ABC News December 3, 2010

Dear 'GMA' Advice Guru: JC Ellis

GMA
GMA

JC Ellis from Germantown, Tenn., is a finalist in the Dear GMA Advice Guru Contest. Read her response to a viewer-submitted question below!

Question from Dee in Baltimore, Maryland:For all of the families that have lost their jobs, lost their homes, probably unemployment checks, and probably more, how can we make it a Happy Holiday for them? This is a time of sharing and love so what are your suggestions to make this a better holiday and to look to a better new year?

JC's Answer: Yours is a timely question because, for many people, this time of year is not filled with joy and merriment, especially now with economic hardships, high unemployment and America's involvement in two active wars. The holidays are also especially difficult for anyone grieving a death. Most of us know at least one person for whom the holidays are less than merry.

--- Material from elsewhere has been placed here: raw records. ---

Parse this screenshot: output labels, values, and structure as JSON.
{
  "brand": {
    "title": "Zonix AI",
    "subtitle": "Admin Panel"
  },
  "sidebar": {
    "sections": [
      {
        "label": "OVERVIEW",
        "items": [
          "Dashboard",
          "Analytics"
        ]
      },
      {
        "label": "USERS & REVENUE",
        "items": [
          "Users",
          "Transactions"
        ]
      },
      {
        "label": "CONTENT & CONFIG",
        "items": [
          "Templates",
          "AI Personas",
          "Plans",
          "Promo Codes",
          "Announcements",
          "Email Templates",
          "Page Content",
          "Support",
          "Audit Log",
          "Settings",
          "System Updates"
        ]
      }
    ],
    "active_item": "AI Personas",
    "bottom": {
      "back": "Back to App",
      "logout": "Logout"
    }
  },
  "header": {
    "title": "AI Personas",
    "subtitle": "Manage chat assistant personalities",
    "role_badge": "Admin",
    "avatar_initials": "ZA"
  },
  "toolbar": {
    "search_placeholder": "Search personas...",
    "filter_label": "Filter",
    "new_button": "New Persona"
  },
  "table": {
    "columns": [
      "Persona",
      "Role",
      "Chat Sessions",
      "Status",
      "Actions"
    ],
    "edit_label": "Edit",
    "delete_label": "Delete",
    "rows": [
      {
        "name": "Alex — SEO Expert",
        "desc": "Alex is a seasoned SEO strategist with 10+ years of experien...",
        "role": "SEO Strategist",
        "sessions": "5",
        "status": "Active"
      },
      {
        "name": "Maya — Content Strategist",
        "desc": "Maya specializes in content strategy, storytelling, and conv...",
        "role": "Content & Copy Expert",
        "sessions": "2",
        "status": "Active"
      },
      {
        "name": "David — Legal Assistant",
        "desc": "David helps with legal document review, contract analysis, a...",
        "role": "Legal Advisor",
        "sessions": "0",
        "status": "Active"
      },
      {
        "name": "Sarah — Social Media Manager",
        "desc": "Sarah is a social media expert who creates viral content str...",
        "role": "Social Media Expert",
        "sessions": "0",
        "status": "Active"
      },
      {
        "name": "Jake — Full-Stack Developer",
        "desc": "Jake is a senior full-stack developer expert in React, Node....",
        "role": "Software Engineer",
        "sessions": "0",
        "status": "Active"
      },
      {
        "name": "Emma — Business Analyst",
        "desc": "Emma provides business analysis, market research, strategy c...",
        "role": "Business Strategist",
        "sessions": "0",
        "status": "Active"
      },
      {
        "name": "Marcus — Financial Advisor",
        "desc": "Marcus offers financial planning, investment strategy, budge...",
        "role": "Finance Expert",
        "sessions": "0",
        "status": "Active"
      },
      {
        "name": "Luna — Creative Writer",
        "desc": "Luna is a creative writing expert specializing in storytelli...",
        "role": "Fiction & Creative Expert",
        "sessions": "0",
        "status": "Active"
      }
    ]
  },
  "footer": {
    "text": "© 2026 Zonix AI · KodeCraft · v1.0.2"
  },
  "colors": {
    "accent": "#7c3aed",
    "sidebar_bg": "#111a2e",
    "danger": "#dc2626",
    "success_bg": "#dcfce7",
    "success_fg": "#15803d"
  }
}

There are many things that caring people can do to help spread holiday cheer to someone in need. Most churches have "Angel Tree" gift programs where you can sponsor a family in need or buy gifts for their children. You can also send a care package to the troops.

If the need is with someone that you know personally, stop by unannounced with coffee or tea and ask them how they're doing. Sometimes, people just need to know that someone cares about their situation. Listening and validating their concern with empathy without trying to "fix" their issue for them is a free gift that is not given enough. Just remember to make this chat about their issues and not your issues. If they ask for your opinion, offer it. If not, just listen.

If they share a need that you can meet for them, step in and do it. Don't wait for them to ask for your help. They won't. People in need are often very proud, especially someone who has never before been a person in need. During your chat, if you learn that their utility bill is in Final Notice status, pay it for them. If you can't pay the full amount, pay enough to give them another month of breathing room. If you aren't able to offer this level of financial assistance, contact your church. Most churches have benevolent funds earmarked for people in need and welcome the opportunity to help a member's friend. Invite the person to attend church with you, this might lift their spirits.

In the spirit of pay it forward, gift your friend with a basket of home baked goods and a gift card for a movie. Include free childcare services with this night of escapism. If the children are candidates for a visit from "Super Nanny," offer to watch the kids at their home, not yours. Have your family become the family's secret Santa, and purchase at least one gift for each child in the family.

If the friend is facing an imminent foreclosure, show up with boxes to help them pack and help research other housing options. Invite the family to your home for dinner and board games. If they don't bring up their situation, don't ask about it. Sometimes people don't want to talk about their drama, they live it daily, and if there is positive news to report, they'll share it. Most importantly, continue to be the person's friend and encourage them that just like each new day, a new year brings with it the hope of better days.